First author of the study is Brian Button, PhD, of the Cystic Fibrosis Research and Treatment Center in the UNC School of Medicine.
“We need a mechanism to remove all the junk we breathe in, and the way that is done is with a very sticky substance called mucus, which lines the airways and catches these particles before they reach the epithelial cells in the lungs. Hair-like extensions of epithelial cells called cilia then propel the mucus out of our airways and get rid of these dangerous particles.”
But if mucus is so sticky, why doesn’t it stick to the cilia that get rid of it?
Until now, researchers believed that the answer was water, which bathed the cilia and shielded them from the mucus. However, the researchers now show that the water model is fundamentally wrong.
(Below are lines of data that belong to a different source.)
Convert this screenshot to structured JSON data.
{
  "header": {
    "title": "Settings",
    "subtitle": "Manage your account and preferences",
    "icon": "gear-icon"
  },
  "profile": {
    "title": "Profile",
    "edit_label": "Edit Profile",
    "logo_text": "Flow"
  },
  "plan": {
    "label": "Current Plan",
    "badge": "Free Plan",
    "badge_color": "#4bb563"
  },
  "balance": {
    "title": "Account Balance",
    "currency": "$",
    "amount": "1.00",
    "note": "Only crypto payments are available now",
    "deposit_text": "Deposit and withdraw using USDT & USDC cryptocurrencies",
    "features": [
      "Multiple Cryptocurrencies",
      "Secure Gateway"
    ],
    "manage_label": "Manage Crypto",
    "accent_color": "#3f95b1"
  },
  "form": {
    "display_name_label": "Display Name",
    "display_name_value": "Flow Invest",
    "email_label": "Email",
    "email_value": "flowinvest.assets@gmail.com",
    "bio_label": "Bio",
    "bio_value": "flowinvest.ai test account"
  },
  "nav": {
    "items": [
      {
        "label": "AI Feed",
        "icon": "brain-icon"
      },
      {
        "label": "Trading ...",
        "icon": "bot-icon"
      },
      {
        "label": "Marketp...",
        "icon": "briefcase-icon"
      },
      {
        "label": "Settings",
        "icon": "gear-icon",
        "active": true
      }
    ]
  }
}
Instead, a mesh of molecules is tethered to each hair-like cilium resembling a brush, and as each cilium sways back and forth, the brush collectively propels the mucus forward. This brush-like layer keeps the sticky mucus from reaching the cell membrane, ensuring the normal flow of mucus out of the airways.
But in some lung diseases, like cystic fibrosis or chronic obstructive pulmonary disease (COPD), the brush becomes compressed and actually impairs the normal beating of cilia and healthy flow of mucus. Rubinstein explains that whenever the mucus layer gets too dense, it can crash through the brush and stick to cells.
“We found that there is a specific mucus concentration, below which the brush is healthy and cilia beat effectively,” Rubinstein says. “But above this ideal condition, mucus becomes dense enough to crash the brush toward the cells, sticks to them and is not cleared out of the lungs. The collapse of this brush is what can lead to immobile mucus and resulting infection, inflammation, and eventually severe disease.”
“The discovery could guide researchers to develop novel therapeutic strategies to treat chronic lung disease, such as by using drugs to make the mucus less sticky.”
Rubinstein and colleagues next plan to design ways to keep the mucus concentration at the necessary level. Their hope is to use these new findings to develop new treatments for a variety of respiratory ailments.